00:07:14.560 I think another part is that people often don't realise what has caused their mental health difficulties.
00:07:22.080 So I think this is a big problem in Western society generally, right?
00:07:25.200 Like a huge proportion of young people especially have mental health difficulties.
00:07:30.500 Depression, anxiety, OCD, PTSD, whatever.
00:07:34.520 And because there's such a medicalisation of mental health now,
00:07:39.080 there's a real lack of willingness to attribute it to circumstances.
00:07:45.000 They think, oh, I have a mental health problem.
00:07:47.180 I better get some medication.
00:07:49.320 And it's just seen as like a random thing that happened that you get medication for.
00:07:53.420 Now, I'm not saying medication is bad.
00:07:55.080 For many people with mental health problems, medication is the right treatment.
00:07:58.700 For some people, it's not.
00:08:01.140 But all that to say, there's a real lack of willingness by the medical profession as well
00:08:07.340 to engage with why did these problems happen in the first place?
00:08:11.600 Could it be due to unhealthy habits, loneliness, lack of community, lack of religion, we know plays a big part,
00:08:19.260 abortion, things like that.
00:08:20.960 And so you will get a lot of people out there who will have mental health difficulties that were caused
00:08:27.780 or at least made more likely by an abortion, but they would never tie the two together.
00:08:33.780 Part of the reason for that is because for most mental health problems,
00:08:38.040 it's not always obvious what's caused them.
00:08:42.020 Now, the exception here is post-traumatic stress disorder
00:08:44.940 because with post-traumatic stress disorder, the symptoms are specific to a trauma.
00:08:49.640 So, you know, if you have a car crash, you might get flashbacks to the car crash.
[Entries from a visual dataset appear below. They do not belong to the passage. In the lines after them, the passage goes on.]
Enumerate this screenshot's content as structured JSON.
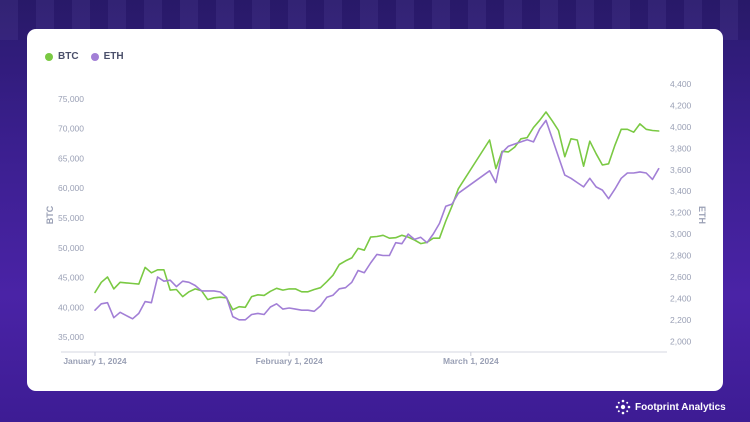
{
  "brand": {
    "name": "Footprint Analytics",
    "icon": "footprint-logo-icon"
  },
  "colors": {
    "btc": "#7ac943",
    "eth": "#a27fd6",
    "axis_text": "#9aa0b5",
    "grid": "#e8e9f0"
  },
  "chart_data": {
    "type": "line",
    "legend": [
      "BTC",
      "ETH"
    ],
    "legend_position": "top-left",
    "x_ticks": [
      "January 1, 2024",
      "February 1, 2024",
      "March 1, 2024"
    ],
    "x_range": [
      "2024-01-01",
      "2024-04-01"
    ],
    "y_left": {
      "label": "BTC",
      "ticks": [
        "75,000",
        "70,000",
        "65,000",
        "60,000",
        "55,000",
        "50,000",
        "45,000",
        "40,000",
        "35,000"
      ],
      "range": [
        32500,
        77500
      ]
    },
    "y_right": {
      "label": "ETH",
      "ticks": [
        "4,400",
        "4,200",
        "4,000",
        "3,800",
        "3,600",
        "3,400",
        "3,200",
        "3,000",
        "2,800",
        "2,600",
        "2,400",
        "2,200",
        "2,000"
      ],
      "range": [
        1900,
        4400
      ]
    },
    "grid": false,
    "series": [
      {
        "name": "BTC",
        "axis": "left",
        "x": [
          "2024-01-01",
          "2024-01-02",
          "2024-01-03",
          "2024-01-04",
          "2024-01-05",
          "2024-01-06",
          "2024-01-07",
          "2024-01-08",
          "2024-01-09",
          "2024-01-10",
          "2024-01-11",
          "2024-01-12",
          "2024-01-13",
          "2024-01-14",
          "2024-01-15",
          "2024-01-16",
          "2024-01-17",
          "2024-01-18",
          "2024-01-19",
          "2024-01-20",
          "2024-01-21",
          "2024-01-22",
          "2024-01-23",
          "2024-01-24",
          "2024-01-25",
          "2024-01-26",
          "2024-01-27",
          "2024-01-28",
          "2024-01-29",
          "2024-01-30",
          "2024-01-31",
          "2024-02-01",
          "2024-02-02",
          "2024-02-03",
          "2024-02-04",
          "2024-02-05",
          "2024-02-06",
          "2024-02-07",
          "2024-02-08",
          "2024-02-09",
          "2024-02-10",
          "2024-02-11",
          "2024-02-12",
          "2024-02-13",
          "2024-02-14",
          "2024-02-15",
          "2024-02-16",
          "2024-02-17",
          "2024-02-18",
          "2024-02-19",
          "2024-02-20",
          "2024-02-21",
          "2024-02-22",
          "2024-02-23",
          "2024-02-24",
          "2024-02-25",
          "2024-02-26",
          "2024-02-27",
          "2024-02-28",
          "2024-03-04",
          "2024-03-05",
          "2024-03-06",
          "2024-03-07",
          "2024-03-08",
          "2024-03-09",
          "2024-03-10",
          "2024-03-11",
          "2024-03-12",
          "2024-03-13",
          "2024-03-14",
          "2024-03-15",
          "2024-03-16",
          "2024-03-17",
          "2024-03-18",
          "2024-03-19",
          "2024-03-20",
          "2024-03-21",
          "2024-03-22",
          "2024-03-23",
          "2024-03-24",
          "2024-03-25",
          "2024-03-26",
          "2024-03-27",
          "2024-03-28",
          "2024-03-29",
          "2024-03-30",
          "2024-03-31"
        ],
        "values": [
          42500,
          44200,
          45100,
          43100,
          44200,
          44100,
          44000,
          43900,
          46700,
          45800,
          46300,
          46300,
          42900,
          43000,
          41800,
          42600,
          43100,
          42800,
          41300,
          41600,
          41700,
          41600,
          39600,
          40100,
          40000,
          41800,
          42100,
          42000,
          42700,
          43200,
          42900,
          43100,
          43100,
          42600,
          42600,
          43000,
          43300,
          44300,
          45400,
          47200,
          47800,
          48300,
          49900,
          49600,
          51800,
          51900,
          52100,
          51600,
          51700,
          52100,
          51800,
          51300,
          50700,
          50900,
          51600,
          51600,
          54500,
          57000,
          59900,
          68100,
          63300,
          66200,
          66100,
          66900,
          68300,
          68500,
          70200,
          71400,
          72800,
          71300,
          69700,
          65300,
          68300,
          68100,
          63700,
          67900,
          65800,
          63900,
          64100,
          67200,
          69900,
          69900,
          69400,
          70800,
          69900,
          69700,
          69600
        ]
      },
      {
        "name": "ETH",
        "axis": "right",
        "x": [
          "2024-01-01",
          "2024-01-02",
          "2024-01-03",
          "2024-01-04",
          "2024-01-05",
          "2024-01-06",
          "2024-01-07",
          "2024-01-08",
          "2024-01-09",
          "2024-01-10",
          "2024-01-11",
          "2024-01-12",
          "2024-01-13",
          "2024-01-14",
          "2024-01-15",
          "2024-01-16",
          "2024-01-17",
          "2024-01-18",
          "2024-01-19",
          "2024-01-20",
          "2024-01-21",
          "2024-01-22",
          "2024-01-23",
          "2024-01-24",
          "2024-01-25",
          "2024-01-26",
          "2024-01-27",
          "2024-01-28",
          "2024-01-29",
          "2024-01-30",
          "2024-01-31",
          "2024-02-01",
          "2024-02-02",
          "2024-02-03",
          "2024-02-04",
          "2024-02-05",
          "2024-02-06",
          "2024-02-07",
          "2024-02-08",
          "2024-02-09",
          "2024-02-10",
          "2024-02-11",
          "2024-02-12",
          "2024-02-13",
          "2024-02-14",
          "2024-02-15",
          "2024-02-16",
          "2024-02-17",
          "2024-02-18",
          "2024-02-19",
          "2024-02-20",
          "2024-02-21",
          "2024-02-22",
          "2024-02-23",
          "2024-02-24",
          "2024-02-25",
          "2024-02-26",
          "2024-02-27",
          "2024-02-28",
          "2024-03-04",
          "2024-03-05",
          "2024-03-06",
          "2024-03-07",
          "2024-03-08",
          "2024-03-09",
          "2024-03-10",
          "2024-03-11",
          "2024-03-12",
          "2024-03-13",
          "2024-03-14",
          "2024-03-15",
          "2024-03-16",
          "2024-03-17",
          "2024-03-18",
          "2024-03-19",
          "2024-03-20",
          "2024-03-21",
          "2024-03-22",
          "2024-03-23",
          "2024-03-24",
          "2024-03-25",
          "2024-03-26",
          "2024-03-27",
          "2024-03-28",
          "2024-03-29",
          "2024-03-30",
          "2024-03-31"
        ],
        "values": [
          2290,
          2350,
          2360,
          2220,
          2270,
          2240,
          2210,
          2260,
          2370,
          2360,
          2600,
          2560,
          2570,
          2510,
          2560,
          2550,
          2520,
          2470,
          2470,
          2470,
          2460,
          2410,
          2230,
          2200,
          2200,
          2250,
          2260,
          2250,
          2320,
          2350,
          2300,
          2310,
          2300,
          2290,
          2290,
          2280,
          2330,
          2410,
          2430,
          2490,
          2500,
          2550,
          2660,
          2640,
          2730,
          2810,
          2800,
          2800,
          2920,
          2910,
          3000,
          2950,
          2970,
          2920,
          3000,
          3100,
          3260,
          3280,
          3380,
          3590,
          3480,
          3760,
          3820,
          3840,
          3860,
          3880,
          3860,
          3980,
          4060,
          3890,
          3720,
          3550,
          3520,
          3480,
          3440,
          3520,
          3440,
          3410,
          3330,
          3420,
          3520,
          3570,
          3570,
          3580,
          3570,
          3510,
          3610
        ]
      }
    ]
  }
}
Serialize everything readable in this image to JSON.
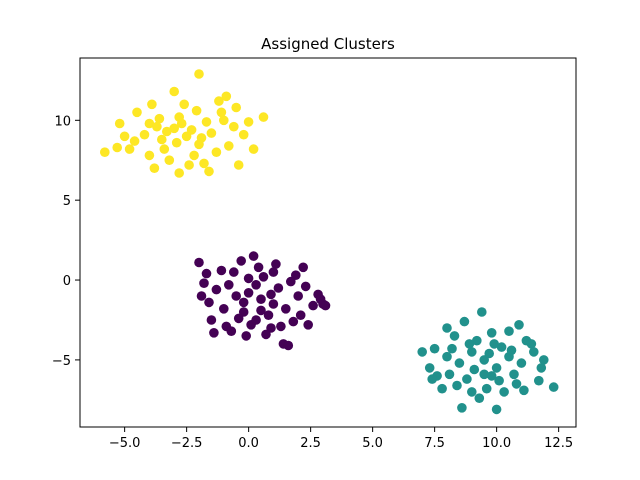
{
  "chart_data": {
    "type": "scatter",
    "title": "Assigned Clusters",
    "xlabel": "",
    "ylabel": "",
    "xlim": [
      -6.8,
      13.2
    ],
    "ylim": [
      -9.2,
      13.9
    ],
    "xticks": [
      -5.0,
      -2.5,
      0.0,
      2.5,
      5.0,
      7.5,
      10.0,
      12.5
    ],
    "xtick_labels": [
      "−5.0",
      "−2.5",
      "0.0",
      "2.5",
      "5.0",
      "7.5",
      "10.0",
      "12.5"
    ],
    "yticks": [
      -5,
      0,
      5,
      10
    ],
    "ytick_labels": [
      "−5",
      "0",
      "5",
      "10"
    ],
    "grid": false,
    "legend": "none",
    "series": [
      {
        "color": "#440154",
        "points": [
          [
            0.5,
            -1.2
          ],
          [
            0.0,
            -0.8
          ],
          [
            1.0,
            -1.5
          ],
          [
            0.3,
            -0.3
          ],
          [
            -0.5,
            -1.0
          ],
          [
            1.5,
            -1.8
          ],
          [
            0.8,
            -2.2
          ],
          [
            -0.2,
            -2.0
          ],
          [
            1.2,
            -0.5
          ],
          [
            0.6,
            0.2
          ],
          [
            -0.8,
            -0.3
          ],
          [
            2.0,
            -1.0
          ],
          [
            -1.0,
            -1.8
          ],
          [
            0.9,
            -3.0
          ],
          [
            0.1,
            -2.8
          ],
          [
            1.8,
            -2.6
          ],
          [
            -0.6,
            0.5
          ],
          [
            0.4,
            0.8
          ],
          [
            2.3,
            -0.4
          ],
          [
            -1.3,
            -0.6
          ],
          [
            1.1,
            1.0
          ],
          [
            -0.3,
            1.2
          ],
          [
            2.6,
            -1.6
          ],
          [
            -1.5,
            -2.5
          ],
          [
            0.7,
            -3.4
          ],
          [
            1.4,
            -4.0
          ],
          [
            -0.1,
            -3.5
          ],
          [
            2.8,
            -0.9
          ],
          [
            -1.8,
            -0.2
          ],
          [
            -2.0,
            1.1
          ],
          [
            0.2,
            1.5
          ],
          [
            3.0,
            -1.5
          ],
          [
            1.6,
            -4.1
          ],
          [
            -0.4,
            -2.4
          ],
          [
            1.9,
            0.3
          ],
          [
            -1.1,
            0.6
          ],
          [
            0.5,
            -1.9
          ],
          [
            1.3,
            -2.9
          ],
          [
            -0.9,
            -2.9
          ],
          [
            2.1,
            -2.2
          ],
          [
            0.0,
            0.1
          ],
          [
            1.7,
            -0.1
          ],
          [
            -1.6,
            -1.4
          ],
          [
            2.4,
            -2.8
          ],
          [
            -0.7,
            -3.2
          ],
          [
            0.9,
            -0.9
          ],
          [
            -0.2,
            -1.4
          ],
          [
            1.0,
            0.5
          ],
          [
            2.9,
            -1.2
          ],
          [
            -1.4,
            -3.3
          ],
          [
            -1.9,
            -1.0
          ],
          [
            -1.7,
            0.4
          ],
          [
            3.1,
            -1.6
          ],
          [
            2.2,
            0.8
          ],
          [
            0.3,
            -2.5
          ]
        ]
      },
      {
        "color": "#21918c",
        "points": [
          [
            9.5,
            -5.0
          ],
          [
            10.0,
            -5.5
          ],
          [
            9.0,
            -4.5
          ],
          [
            10.5,
            -4.8
          ],
          [
            8.5,
            -5.2
          ],
          [
            9.8,
            -6.0
          ],
          [
            9.2,
            -3.8
          ],
          [
            11.0,
            -5.2
          ],
          [
            8.0,
            -4.8
          ],
          [
            10.2,
            -4.2
          ],
          [
            9.6,
            -6.8
          ],
          [
            8.8,
            -6.2
          ],
          [
            11.5,
            -4.5
          ],
          [
            7.5,
            -4.3
          ],
          [
            10.8,
            -6.5
          ],
          [
            9.4,
            -2.0
          ],
          [
            8.3,
            -3.5
          ],
          [
            12.3,
            -6.7
          ],
          [
            7.0,
            -4.5
          ],
          [
            10.0,
            -8.1
          ],
          [
            8.6,
            -8.0
          ],
          [
            11.8,
            -5.5
          ],
          [
            9.0,
            -7.0
          ],
          [
            10.5,
            -3.2
          ],
          [
            7.8,
            -6.8
          ],
          [
            11.2,
            -3.8
          ],
          [
            8.1,
            -5.9
          ],
          [
            9.9,
            -4.0
          ],
          [
            10.7,
            -5.9
          ],
          [
            8.9,
            -4.0
          ],
          [
            11.7,
            -6.3
          ],
          [
            7.3,
            -5.5
          ],
          [
            10.3,
            -7.0
          ],
          [
            9.1,
            -5.6
          ],
          [
            9.7,
            -4.6
          ],
          [
            8.4,
            -6.6
          ],
          [
            11.4,
            -4.0
          ],
          [
            10.9,
            -2.8
          ],
          [
            8.0,
            -3.0
          ],
          [
            9.3,
            -7.4
          ],
          [
            10.6,
            -4.4
          ],
          [
            7.6,
            -6.0
          ],
          [
            11.9,
            -5.0
          ],
          [
            8.7,
            -2.6
          ],
          [
            9.5,
            -5.9
          ],
          [
            10.1,
            -6.3
          ],
          [
            8.2,
            -4.3
          ],
          [
            7.4,
            -6.2
          ],
          [
            11.1,
            -6.9
          ],
          [
            9.8,
            -3.3
          ]
        ]
      },
      {
        "color": "#fde725",
        "points": [
          [
            -2.5,
            9.0
          ],
          [
            -3.0,
            9.5
          ],
          [
            -2.0,
            8.5
          ],
          [
            -3.5,
            8.8
          ],
          [
            -1.5,
            9.2
          ],
          [
            -2.8,
            10.2
          ],
          [
            -2.2,
            7.8
          ],
          [
            -4.0,
            9.8
          ],
          [
            -1.0,
            10.0
          ],
          [
            -3.2,
            7.5
          ],
          [
            -2.0,
            12.9
          ],
          [
            -5.8,
            8.0
          ],
          [
            -5.2,
            9.8
          ],
          [
            0.6,
            10.2
          ],
          [
            -1.6,
            6.8
          ],
          [
            -2.8,
            6.7
          ],
          [
            -4.5,
            10.5
          ],
          [
            -0.5,
            10.8
          ],
          [
            -3.8,
            7.0
          ],
          [
            -1.2,
            11.2
          ],
          [
            -3.0,
            11.8
          ],
          [
            -4.8,
            8.2
          ],
          [
            -0.2,
            9.1
          ],
          [
            -2.6,
            11.0
          ],
          [
            -1.8,
            7.3
          ],
          [
            -4.2,
            9.1
          ],
          [
            -0.8,
            8.4
          ],
          [
            -3.6,
            10.1
          ],
          [
            -2.1,
            10.6
          ],
          [
            -0.4,
            7.2
          ],
          [
            -5.0,
            9.0
          ],
          [
            -3.4,
            8.2
          ],
          [
            -1.3,
            8.0
          ],
          [
            -2.9,
            8.6
          ],
          [
            -1.7,
            9.9
          ],
          [
            -4.0,
            7.8
          ],
          [
            -0.6,
            9.6
          ],
          [
            -2.3,
            9.4
          ],
          [
            -3.9,
            11.0
          ],
          [
            -1.1,
            10.5
          ],
          [
            -2.4,
            7.2
          ],
          [
            0.2,
            8.2
          ],
          [
            -4.6,
            8.7
          ],
          [
            -0.9,
            11.5
          ],
          [
            -3.3,
            9.3
          ],
          [
            -1.9,
            8.9
          ],
          [
            0.0,
            9.9
          ],
          [
            -5.3,
            8.3
          ],
          [
            -2.7,
            9.8
          ],
          [
            -3.7,
            9.6
          ]
        ]
      }
    ]
  }
}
00:08:54.540 If you had a trauma in a particular place, you might avoid going to that place.
00:08:59.680 And therefore, you can tell usually what has caused post-traumatic stress disorder.
00:09:05.720 And we know that about, it's a bit of a broad range,
00:09:10.060 but between 1.5% and 14% of women who have abortions get PTSD as a result.
00:09:18.000 Wow.
00:09:18.180 So it's not the majority, but, you know.
00:09:21.440 It's significant.
00:09:22.240 It's significant.
00:09:22.920 I mean, when you look at standard complications for surgery or for any medical treatment,
00:09:28.600 anything above 1% is counted as common.
00:09:31.400 Anything above 10% is counted as very common.
00:09:34.580 So we know that PTSD is a common or a very common consequence of abortion.
00:09:40.160 And, you know, to put it in the numbers,
00:09:41.960 in America there's, we said, a million abortions a year, just a little bit less.
00:09:45.260 That means that there's somewhere between, like, 14,000 and 140,000 women having PTSD every single year from abortion.
00:09:56.000 So that's a lot of women.